She is looking good LK....Nice Pic..We just recently got my neighbors GSP to swim...She is Grady's "neice" she is going to be a good one!!!


Hawk


----------



## littleking

thanks, hard to keep her out of the water... shes a nut


----------



## Bigun

Hey LK When we gonna get the dogs together for some bird work? I have already started some training. Can't wait till fall.


----------



## littleking

anytime you want!!! let me know when/where


----------



## ohiogsp

Here is my dog pound. All gsp's and all have titles in AKC hunt testing. 

Here is B.A.









Here is Boozer. 









Here is Gracie the second dog backing in this pic. 

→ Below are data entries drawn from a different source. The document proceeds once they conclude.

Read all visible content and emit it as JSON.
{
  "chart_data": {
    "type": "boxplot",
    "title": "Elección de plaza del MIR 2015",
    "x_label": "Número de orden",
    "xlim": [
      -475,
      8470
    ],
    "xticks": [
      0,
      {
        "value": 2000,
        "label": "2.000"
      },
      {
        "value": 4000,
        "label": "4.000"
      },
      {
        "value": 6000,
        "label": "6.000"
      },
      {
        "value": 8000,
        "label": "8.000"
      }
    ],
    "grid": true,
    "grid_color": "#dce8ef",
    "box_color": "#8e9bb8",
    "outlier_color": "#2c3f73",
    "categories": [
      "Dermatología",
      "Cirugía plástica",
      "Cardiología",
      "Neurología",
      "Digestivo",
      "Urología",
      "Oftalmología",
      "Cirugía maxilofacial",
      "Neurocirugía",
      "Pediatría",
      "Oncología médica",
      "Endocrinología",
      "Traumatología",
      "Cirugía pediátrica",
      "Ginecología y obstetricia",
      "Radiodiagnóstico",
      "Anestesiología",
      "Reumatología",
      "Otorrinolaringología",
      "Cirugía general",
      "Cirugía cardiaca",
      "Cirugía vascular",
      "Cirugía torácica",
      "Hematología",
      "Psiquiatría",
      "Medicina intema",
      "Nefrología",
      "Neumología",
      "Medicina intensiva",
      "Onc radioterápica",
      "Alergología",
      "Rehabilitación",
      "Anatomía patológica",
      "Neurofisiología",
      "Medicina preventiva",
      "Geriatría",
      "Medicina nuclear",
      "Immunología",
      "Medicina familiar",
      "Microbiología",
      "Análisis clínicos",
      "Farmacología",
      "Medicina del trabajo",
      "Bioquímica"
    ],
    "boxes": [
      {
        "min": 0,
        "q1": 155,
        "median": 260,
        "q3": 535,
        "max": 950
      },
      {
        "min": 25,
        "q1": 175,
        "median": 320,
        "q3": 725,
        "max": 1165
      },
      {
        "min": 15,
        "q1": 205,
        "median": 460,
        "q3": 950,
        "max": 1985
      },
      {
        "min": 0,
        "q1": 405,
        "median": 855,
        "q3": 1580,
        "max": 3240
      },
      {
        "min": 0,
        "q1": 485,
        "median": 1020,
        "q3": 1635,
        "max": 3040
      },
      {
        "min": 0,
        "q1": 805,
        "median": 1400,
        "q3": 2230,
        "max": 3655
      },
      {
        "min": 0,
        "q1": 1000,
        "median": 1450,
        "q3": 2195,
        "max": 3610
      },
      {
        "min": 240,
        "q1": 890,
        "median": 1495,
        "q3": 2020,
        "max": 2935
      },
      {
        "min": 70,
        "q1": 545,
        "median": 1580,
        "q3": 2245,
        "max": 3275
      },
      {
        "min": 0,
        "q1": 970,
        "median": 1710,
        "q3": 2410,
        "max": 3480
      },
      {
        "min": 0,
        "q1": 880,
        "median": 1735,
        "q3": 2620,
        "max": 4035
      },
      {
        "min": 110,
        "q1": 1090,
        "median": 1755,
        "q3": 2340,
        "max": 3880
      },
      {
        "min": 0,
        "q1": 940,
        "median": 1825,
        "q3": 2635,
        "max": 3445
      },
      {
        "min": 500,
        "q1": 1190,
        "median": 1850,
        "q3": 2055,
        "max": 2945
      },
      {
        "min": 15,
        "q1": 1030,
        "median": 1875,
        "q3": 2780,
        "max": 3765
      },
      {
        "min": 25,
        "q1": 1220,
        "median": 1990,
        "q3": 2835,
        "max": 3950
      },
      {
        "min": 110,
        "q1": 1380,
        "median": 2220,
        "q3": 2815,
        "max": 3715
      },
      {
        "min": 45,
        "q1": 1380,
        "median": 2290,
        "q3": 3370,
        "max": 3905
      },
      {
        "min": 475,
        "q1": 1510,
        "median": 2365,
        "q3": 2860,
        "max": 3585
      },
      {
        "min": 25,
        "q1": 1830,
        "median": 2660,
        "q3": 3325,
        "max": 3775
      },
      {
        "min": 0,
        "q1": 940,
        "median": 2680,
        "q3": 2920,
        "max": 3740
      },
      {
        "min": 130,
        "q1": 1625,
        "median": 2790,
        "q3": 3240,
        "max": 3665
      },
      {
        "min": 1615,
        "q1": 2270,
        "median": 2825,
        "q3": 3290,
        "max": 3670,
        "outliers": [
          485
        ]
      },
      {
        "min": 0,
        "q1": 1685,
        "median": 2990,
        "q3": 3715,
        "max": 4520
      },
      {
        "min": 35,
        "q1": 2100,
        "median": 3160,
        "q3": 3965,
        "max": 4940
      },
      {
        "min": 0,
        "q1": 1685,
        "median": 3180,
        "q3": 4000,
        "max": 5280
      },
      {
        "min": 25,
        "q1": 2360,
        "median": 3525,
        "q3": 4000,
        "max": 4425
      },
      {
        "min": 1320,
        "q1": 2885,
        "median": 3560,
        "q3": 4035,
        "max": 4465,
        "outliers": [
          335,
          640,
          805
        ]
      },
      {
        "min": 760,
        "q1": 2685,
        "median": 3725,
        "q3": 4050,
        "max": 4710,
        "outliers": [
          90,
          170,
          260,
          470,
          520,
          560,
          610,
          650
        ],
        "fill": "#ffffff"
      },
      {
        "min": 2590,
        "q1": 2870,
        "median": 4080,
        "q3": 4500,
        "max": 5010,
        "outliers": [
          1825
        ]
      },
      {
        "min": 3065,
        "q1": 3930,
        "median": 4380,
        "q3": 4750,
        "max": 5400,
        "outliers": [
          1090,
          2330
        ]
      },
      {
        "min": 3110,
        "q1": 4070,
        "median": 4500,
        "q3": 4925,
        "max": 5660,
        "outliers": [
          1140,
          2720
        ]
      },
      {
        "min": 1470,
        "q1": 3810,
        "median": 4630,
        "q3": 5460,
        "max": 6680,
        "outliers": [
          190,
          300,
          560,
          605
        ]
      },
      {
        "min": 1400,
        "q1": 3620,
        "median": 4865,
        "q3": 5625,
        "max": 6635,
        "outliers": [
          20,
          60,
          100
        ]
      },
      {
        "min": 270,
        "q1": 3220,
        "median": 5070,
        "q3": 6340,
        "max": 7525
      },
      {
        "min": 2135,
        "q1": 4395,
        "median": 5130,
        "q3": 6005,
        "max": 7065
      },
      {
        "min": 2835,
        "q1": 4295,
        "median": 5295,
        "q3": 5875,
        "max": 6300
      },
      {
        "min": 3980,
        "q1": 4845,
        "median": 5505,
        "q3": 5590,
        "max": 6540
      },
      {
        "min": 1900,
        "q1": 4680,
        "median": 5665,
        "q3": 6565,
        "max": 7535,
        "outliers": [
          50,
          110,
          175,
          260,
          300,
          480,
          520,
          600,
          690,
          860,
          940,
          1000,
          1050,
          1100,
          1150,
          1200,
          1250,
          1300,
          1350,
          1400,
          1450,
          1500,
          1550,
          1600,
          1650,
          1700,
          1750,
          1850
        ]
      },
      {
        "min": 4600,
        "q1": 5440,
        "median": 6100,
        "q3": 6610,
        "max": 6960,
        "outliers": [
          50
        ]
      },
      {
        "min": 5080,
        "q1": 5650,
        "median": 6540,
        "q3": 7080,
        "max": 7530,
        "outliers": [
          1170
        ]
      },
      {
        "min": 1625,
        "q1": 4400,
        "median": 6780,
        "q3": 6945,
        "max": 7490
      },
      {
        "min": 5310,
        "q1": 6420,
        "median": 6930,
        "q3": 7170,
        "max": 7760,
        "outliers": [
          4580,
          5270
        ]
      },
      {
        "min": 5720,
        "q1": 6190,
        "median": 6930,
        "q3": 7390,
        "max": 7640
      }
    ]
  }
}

Last but not least is Hoyt. He is the second dog on the chain gang.


----------



## ltfd596

OHIOGSP,

Those are beautiful dogs. I love my Weim to death, but I still have a strong desire to get a GSP... maybe someday I can talk my wife into it.


----------



## ThunderHawk7

OhioGSP,

You have some beautiful dogs there. I love B.A.'s coat. Ya just gotta love GSP's.....


----------



## ohiogsp

Thanks guys. Everyone loves B.A. he looks great and I am running him to finish his Master Hunter title this fall so he is a very nice birddog.


----------



## lomssl

I hope this isn't a stupid quistion, I was wondering if Britts hunt rabbits?? thanks for any replies.


----------



## littleking

they will point them and trail them... mine does.


----------



## Trucked

These pics are separate ones believe it or not. Thats his point stance. If I move the "wing" he will crouch and point too. 

1 1/2 yrs old now. One of Biguns pups. Thanks again Bigun for my son.


----------



## Bigun

No problem Steve, Glad you still enjoy him.


----------